Le 21 mai dernier, un changement de cap judiciaire a eu lieu dans l'affaire du crash du vol Rio-Paris : la cour d’appel de Paris a reconnu Air France et Airbus coupables d’homicides involontaires, les qualifiant de « seuls et entièrement responsables » de cet accident tragique qui a fait 228 victimes.
Le 1er juin 2009, le vol AF447 reliant Rio de Janeiro à Paris s'est écrasé dans l'Atlantique, emportant avec lui 216 passagers et 12 membres d'équipage, représentés par 33 nationalités, dont plusieurs Français et Brésiliens.

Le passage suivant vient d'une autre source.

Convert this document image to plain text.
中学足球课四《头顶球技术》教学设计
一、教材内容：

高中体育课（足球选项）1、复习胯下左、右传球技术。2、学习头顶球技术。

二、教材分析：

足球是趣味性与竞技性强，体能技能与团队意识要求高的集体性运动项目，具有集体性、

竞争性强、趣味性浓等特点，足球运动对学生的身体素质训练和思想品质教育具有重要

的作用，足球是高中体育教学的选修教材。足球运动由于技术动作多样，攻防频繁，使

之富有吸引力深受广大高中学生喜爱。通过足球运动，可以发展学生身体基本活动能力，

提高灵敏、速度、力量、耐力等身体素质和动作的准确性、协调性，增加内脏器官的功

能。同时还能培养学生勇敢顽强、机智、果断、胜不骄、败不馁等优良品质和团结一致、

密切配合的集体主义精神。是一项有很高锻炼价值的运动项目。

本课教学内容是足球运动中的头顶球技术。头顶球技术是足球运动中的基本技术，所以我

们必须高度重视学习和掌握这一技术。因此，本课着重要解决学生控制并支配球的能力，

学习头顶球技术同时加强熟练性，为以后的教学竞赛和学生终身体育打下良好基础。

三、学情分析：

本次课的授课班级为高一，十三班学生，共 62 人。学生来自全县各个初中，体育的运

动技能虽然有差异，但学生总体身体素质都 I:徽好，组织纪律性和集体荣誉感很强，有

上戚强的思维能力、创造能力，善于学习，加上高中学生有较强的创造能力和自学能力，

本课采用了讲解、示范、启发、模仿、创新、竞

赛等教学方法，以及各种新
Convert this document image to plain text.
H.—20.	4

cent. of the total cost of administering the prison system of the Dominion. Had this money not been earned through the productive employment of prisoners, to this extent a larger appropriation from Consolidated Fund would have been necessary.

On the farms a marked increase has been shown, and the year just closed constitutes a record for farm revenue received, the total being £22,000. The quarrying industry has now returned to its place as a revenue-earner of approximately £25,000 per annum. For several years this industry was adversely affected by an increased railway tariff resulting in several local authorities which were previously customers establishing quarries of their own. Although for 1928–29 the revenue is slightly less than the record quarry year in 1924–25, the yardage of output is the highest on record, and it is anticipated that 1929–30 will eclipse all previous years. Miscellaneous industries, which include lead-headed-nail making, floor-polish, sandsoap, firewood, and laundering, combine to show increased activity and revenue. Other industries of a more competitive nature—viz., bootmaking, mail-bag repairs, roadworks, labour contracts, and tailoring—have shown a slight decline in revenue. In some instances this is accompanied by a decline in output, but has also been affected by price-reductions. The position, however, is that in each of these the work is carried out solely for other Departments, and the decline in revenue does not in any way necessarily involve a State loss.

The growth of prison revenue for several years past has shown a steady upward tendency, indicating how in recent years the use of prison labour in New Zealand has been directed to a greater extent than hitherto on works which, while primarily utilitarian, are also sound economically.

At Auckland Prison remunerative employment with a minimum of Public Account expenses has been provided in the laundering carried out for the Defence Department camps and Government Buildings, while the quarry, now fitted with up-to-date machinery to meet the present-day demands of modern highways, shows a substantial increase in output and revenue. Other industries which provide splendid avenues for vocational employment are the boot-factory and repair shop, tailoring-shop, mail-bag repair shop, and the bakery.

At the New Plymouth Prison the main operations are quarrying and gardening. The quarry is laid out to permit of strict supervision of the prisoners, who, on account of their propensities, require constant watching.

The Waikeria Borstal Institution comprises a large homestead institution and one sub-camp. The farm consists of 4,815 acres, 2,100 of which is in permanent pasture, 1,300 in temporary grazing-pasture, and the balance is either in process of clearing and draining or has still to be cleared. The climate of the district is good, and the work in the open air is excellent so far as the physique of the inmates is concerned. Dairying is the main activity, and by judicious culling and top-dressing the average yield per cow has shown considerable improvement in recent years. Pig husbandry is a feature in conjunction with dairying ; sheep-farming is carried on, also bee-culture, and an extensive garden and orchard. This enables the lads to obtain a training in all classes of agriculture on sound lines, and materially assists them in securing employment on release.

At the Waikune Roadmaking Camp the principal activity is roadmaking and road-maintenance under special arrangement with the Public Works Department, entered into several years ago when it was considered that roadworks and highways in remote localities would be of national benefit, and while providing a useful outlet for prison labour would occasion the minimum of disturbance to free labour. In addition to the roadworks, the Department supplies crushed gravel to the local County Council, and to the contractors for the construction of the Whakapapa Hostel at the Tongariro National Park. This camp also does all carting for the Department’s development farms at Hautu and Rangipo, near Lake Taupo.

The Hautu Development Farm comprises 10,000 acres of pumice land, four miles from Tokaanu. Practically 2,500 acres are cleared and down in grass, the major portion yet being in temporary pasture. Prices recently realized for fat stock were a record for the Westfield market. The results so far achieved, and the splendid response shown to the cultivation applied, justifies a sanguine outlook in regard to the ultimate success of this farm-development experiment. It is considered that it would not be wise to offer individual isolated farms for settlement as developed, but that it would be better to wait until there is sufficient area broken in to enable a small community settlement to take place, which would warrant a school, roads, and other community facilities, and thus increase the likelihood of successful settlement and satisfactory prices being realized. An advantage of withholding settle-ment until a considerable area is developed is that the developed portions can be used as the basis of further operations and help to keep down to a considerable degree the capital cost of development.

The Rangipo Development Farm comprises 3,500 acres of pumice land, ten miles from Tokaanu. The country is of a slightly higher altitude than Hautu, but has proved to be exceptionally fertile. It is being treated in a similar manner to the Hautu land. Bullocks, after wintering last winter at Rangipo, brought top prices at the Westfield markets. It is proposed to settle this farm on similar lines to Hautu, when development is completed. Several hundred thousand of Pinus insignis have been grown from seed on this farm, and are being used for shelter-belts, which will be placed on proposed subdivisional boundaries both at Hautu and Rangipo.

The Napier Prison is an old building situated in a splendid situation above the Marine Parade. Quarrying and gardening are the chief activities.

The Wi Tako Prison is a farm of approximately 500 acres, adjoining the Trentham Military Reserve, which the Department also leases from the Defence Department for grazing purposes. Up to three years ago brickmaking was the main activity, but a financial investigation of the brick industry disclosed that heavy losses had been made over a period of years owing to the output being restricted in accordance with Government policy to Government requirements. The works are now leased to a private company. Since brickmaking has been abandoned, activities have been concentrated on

Seventeen ans après ce drame, les sociétés accusées, précédemment acquittées, ont maintenant été condamnées à payer une amende maximale de 225 000 euros. A l'origine de ce revirement, la révision de la position du parquet général a mis en lumière les manquements des deux entreprises. Les avocats généraux ont dénoncé une défense rigide, allant jusqu'à dire : « Aucune parole de réconfort sincère, c’est une défense en granit ».
Peine maximale de 225 000 euros d’amende
Ce chiffre ne cache pas la gravité des erreurs commises. Les arguments présentés par Airbus, pointant des erreurs de pilotage pendant des moments critiques, ont été jugés peu convaincants par l’accusation. Ce dernier a déclaré que « les facteurs humains ont été pré-déterminants » dans ce crash, qui a été confirmé par les enregistrements des boîtes noires de l’appareil. Le rôle des sondes de vitesse Pitot, obstruées par le gel pendant le vol, a été décisif dans le déroulement tragique de l’accident.
Une condamnation qui doit servir d’avertissement à l’industrie aérienne
Les procureurs ont argumenté que les erreurs commises par Airbus et Air France étaient « caractérisées » et qu’elles ont « contribué, de façon certaine, à la survenance du crash aérien », une tragédie immortalisée par la fameuse image de la dérive tricolore repêchée dans l'océan. L’accusation a également souligné qu’Airbus a sous-estimé les défaillances techniques et n'a pas fourni suffisamment d'informations pour préparer les pilotes à gérer le problème de givrage.
En outre, Air France a été critiquée pour le manque de formation des pilotes concernant les procédures à suivre en cas de problème avec les sondes, ce qui, selon les experts, aurait pu éviter cette situation tragique. Lors de l’audience, l’avocat général a souligné : « Cette condamnation doit résonner comme un avertissement », signalant un besoin critique de responsabilité et de sécurité au sein de l'industrie aéronautique.